Chroniques

par laurent bergnach

récital Alexeï Lioubimov
Berg – Ives – Webern

1 CD Zig-Zag Territoires (2015)
ZZT 362
Le pianiste Alexeï Lioubimov joue Berg, Ives et Webern

Partageant avec Richter et Gilels l’enseignement d’Heinrich Neuhaus, le Moscovite Alexeï Lioubimov (né en 1944) entame une carrière de soliste avant même sa sortie du Conservatoire Tchaïkovski, en 1968. Si le milieu des années soixante-dix voit son intérêt grandir pour la musique baroque, puis pour les classiques – on lui doit notamment une intégrale des sonates de Mozart au clavecin, ou de jouer Haydn sur pianoforte –, c’est le répertoire contemporain qui l’émeut tout d’abord : les acteurs de la tabula rasa d’après-guerre (Boulez, Stockhausen, Cage), mais aussi leurs fameux devanciers.

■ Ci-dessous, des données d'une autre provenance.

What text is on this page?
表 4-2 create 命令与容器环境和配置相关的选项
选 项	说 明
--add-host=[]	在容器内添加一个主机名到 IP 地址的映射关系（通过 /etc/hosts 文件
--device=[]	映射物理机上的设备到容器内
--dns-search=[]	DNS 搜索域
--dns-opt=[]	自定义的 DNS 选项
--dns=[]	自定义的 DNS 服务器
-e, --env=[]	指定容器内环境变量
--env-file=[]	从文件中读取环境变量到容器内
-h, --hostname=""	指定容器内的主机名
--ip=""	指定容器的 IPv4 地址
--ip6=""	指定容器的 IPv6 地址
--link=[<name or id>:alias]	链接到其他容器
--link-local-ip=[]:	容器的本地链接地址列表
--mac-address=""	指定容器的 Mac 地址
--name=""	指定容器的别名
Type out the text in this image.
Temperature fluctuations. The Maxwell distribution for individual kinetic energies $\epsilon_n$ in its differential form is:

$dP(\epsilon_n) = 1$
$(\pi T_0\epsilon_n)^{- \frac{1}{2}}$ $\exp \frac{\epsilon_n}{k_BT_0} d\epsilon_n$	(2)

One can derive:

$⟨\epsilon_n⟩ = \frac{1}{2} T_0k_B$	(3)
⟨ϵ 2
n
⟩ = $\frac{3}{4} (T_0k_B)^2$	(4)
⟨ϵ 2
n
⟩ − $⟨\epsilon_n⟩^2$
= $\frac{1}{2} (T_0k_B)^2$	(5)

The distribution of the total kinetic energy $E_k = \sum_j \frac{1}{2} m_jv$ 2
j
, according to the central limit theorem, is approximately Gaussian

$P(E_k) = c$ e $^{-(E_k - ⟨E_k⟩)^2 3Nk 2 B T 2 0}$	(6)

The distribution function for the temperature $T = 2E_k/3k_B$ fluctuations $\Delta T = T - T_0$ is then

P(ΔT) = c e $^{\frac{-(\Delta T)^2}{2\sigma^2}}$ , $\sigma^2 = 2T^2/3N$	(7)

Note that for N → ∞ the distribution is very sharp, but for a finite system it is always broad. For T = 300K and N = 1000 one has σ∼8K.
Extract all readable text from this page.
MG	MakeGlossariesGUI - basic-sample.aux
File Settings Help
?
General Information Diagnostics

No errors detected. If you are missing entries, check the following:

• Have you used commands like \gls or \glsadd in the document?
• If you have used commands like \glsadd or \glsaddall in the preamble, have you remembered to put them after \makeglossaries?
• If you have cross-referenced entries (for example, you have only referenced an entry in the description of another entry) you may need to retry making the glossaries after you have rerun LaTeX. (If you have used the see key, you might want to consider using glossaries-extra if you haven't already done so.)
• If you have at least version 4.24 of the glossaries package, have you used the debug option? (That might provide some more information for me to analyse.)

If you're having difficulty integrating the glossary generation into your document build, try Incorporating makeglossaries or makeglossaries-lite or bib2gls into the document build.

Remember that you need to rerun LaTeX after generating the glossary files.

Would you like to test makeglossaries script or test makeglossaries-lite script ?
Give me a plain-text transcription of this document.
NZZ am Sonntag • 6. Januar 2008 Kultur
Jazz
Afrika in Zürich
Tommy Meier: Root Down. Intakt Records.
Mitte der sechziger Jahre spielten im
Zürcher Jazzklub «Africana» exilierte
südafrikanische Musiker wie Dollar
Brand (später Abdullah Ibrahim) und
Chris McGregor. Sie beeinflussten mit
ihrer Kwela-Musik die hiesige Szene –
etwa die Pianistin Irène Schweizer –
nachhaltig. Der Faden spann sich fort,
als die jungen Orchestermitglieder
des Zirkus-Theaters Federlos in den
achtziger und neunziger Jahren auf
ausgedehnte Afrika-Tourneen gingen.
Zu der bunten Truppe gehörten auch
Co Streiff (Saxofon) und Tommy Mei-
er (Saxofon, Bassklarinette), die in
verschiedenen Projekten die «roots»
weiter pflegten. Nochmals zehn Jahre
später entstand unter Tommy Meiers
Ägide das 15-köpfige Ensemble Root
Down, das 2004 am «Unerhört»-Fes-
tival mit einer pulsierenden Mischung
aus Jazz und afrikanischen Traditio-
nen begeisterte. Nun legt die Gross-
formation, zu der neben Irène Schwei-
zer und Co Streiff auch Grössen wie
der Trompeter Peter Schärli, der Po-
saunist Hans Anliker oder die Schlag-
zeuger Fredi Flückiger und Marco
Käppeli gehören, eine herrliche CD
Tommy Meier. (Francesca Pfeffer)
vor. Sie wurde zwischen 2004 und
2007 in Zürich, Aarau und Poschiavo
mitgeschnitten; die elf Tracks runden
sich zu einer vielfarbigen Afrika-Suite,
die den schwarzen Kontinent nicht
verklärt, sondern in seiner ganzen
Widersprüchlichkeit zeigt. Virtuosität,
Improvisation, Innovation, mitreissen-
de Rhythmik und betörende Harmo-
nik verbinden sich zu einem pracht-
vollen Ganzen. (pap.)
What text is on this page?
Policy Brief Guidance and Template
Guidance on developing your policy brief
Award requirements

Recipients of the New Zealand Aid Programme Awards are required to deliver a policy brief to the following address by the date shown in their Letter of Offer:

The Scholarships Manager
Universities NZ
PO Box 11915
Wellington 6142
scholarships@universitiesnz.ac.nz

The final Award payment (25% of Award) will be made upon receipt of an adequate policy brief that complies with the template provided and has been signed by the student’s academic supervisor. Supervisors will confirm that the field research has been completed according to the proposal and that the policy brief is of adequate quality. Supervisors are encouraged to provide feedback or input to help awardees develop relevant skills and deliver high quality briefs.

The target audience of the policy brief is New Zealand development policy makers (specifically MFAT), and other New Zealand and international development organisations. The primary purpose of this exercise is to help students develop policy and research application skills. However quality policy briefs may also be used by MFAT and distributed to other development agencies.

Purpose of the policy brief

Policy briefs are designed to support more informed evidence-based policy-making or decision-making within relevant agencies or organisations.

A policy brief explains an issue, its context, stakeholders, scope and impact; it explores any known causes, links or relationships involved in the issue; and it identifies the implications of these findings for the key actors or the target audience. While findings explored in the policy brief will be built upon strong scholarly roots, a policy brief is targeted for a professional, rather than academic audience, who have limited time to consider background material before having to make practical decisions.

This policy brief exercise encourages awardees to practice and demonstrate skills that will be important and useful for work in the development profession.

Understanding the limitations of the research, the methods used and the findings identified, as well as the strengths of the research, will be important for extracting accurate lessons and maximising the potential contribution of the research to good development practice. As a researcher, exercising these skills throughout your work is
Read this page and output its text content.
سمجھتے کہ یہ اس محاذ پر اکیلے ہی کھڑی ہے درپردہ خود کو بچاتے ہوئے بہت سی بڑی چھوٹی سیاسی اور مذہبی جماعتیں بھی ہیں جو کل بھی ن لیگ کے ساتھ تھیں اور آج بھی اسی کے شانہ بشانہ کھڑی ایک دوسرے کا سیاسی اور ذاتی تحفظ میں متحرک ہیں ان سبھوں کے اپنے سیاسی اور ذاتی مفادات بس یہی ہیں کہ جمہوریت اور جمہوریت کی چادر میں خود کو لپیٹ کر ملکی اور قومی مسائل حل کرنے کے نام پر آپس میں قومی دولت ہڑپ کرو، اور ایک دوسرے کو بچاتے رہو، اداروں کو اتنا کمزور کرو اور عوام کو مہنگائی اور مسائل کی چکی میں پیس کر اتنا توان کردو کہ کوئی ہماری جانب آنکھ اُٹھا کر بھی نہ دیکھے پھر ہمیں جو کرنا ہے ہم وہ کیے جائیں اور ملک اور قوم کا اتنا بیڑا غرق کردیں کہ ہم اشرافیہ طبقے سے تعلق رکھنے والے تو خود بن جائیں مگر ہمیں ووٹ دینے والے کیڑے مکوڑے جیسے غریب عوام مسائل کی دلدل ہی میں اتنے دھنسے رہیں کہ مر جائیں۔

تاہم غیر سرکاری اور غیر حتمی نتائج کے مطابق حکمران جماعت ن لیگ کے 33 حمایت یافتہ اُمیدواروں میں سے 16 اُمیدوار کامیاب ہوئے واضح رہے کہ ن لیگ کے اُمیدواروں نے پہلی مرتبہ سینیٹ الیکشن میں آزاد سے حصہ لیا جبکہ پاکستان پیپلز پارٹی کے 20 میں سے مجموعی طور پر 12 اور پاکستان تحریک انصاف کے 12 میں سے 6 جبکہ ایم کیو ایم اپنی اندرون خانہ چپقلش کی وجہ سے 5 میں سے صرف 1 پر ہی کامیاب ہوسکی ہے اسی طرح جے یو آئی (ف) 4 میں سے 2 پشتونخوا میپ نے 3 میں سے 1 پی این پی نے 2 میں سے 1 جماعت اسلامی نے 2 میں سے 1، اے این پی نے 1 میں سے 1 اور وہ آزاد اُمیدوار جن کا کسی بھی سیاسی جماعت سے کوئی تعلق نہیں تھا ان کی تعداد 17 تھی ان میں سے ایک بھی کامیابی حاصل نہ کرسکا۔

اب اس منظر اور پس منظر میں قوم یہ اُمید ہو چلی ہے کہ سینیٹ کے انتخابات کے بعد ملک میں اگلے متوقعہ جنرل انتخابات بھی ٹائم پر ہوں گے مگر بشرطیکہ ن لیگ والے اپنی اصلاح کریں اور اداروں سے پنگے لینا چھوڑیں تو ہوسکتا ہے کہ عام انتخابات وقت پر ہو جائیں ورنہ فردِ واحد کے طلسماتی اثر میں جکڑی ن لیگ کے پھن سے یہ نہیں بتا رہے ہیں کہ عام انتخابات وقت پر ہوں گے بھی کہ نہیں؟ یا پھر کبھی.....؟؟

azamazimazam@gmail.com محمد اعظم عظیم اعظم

Ce disque nous ramène à ces derniers, enregistrés en concert à Kreuth (1997) et Moscou (1999), avec quelques échos de toux (sans équivalent avec ceux d’une salle parisienne).

La pièce la plus ancienne au programme est signée Alban Berg (1885-1935). Au départ influencé par le romantisme (Mahler, Wagner), le Viennois autodidacte écrit des Lieder – un genre qui l’occuperait beaucoup durant la première décennie du siècle, même s’il en gomme ensuite les traces. À l’automne 1904, il démarre l’étude de l’harmonie et du contrepoint avec Schönberg, puis celle de la composition ; il va progressivement se détacher de la tradition tonale pour célébrer le dodécaphonisme. Avant le Quatuor à cordes Op.3 n°1 (1911) qui le fait s’éloigner de la voix et du piano, il ébauche pour ce dernier, à la fin de 1908, une Sonate (1911/1921) qui deviendra son premier opus. Manquant d’idées pour une œuvre en trois mouvements conventionnelle, Berg s’en tient finalement au seul Mäßig bewegt, suivant le conseil de son maître. Sous les doigts de Lioubimov, nous en savourons le lyrisme follement douloureux.

Entre 1911 et 1915, outre-Atlantique, Charles Ives (1874-1954) recycle plusieurs travaux inachevés ou perdus pour forger la Sonate n°2 « Concord, Mass. 1840-1860 ». Créés en privé (1938), puis devant un public (1939) avant d’être révisés (1947), ses quatre mouvements saluent les transcendantalistes américains – mouvement philosophique décidemment lié au piano, comme le rappelait Ivan Ilić il y a peu [lire notre critique du CD]. Iconoclaste, cette vaste pageentrelace passé et futur à travers ses citations (Beethoven, dont les quatre notes de la Cinquième sont invitées jusqu’à plus soif dans The Alcotts, mais aussi Bach, Wagner, Brahms) et ses audaces (cluster, polytonalité, etc.). D’abord nerveuse, voire métallique (Emerson), l’interprétation glorifie la tendresse finale – Thoreau rehaussé par la flûte « inattendue » de Marianne Henkel – vers laquelle conduisent des étapes diversement contrastées.

Manquait-il une œuvre en trois parties ? Les brèves Variations Op.27 (1937) d’Anton Webern (1883-1945), bien sûr. Composée entre octobre 1935 et septembre 1936, elle est dédiée au pianiste Eduard Steuermann (1892-1964) – élève de Kurz, Busoni, Humperdinck et surtout de Schönberg dont il escorta souvent le travail (Pierrot lunaire, Concerto Op.42, etc.) –, lequel rejoindrait bientôt les États-Unis sans l’avoir créée. « Avec ces Variations, confie-t-il au moment d’élaborer cette sorte de suite”, j’espère avoir fait aboutir une chose que j’avais en tête depuis des années » ; une chose que la mort brutale de Berg aura sans doute enfantée. Avec leur place accordée au fragment et au silence, on sent s’éloigner le romantisme tardif pour laisser pleine place au XXe siècle.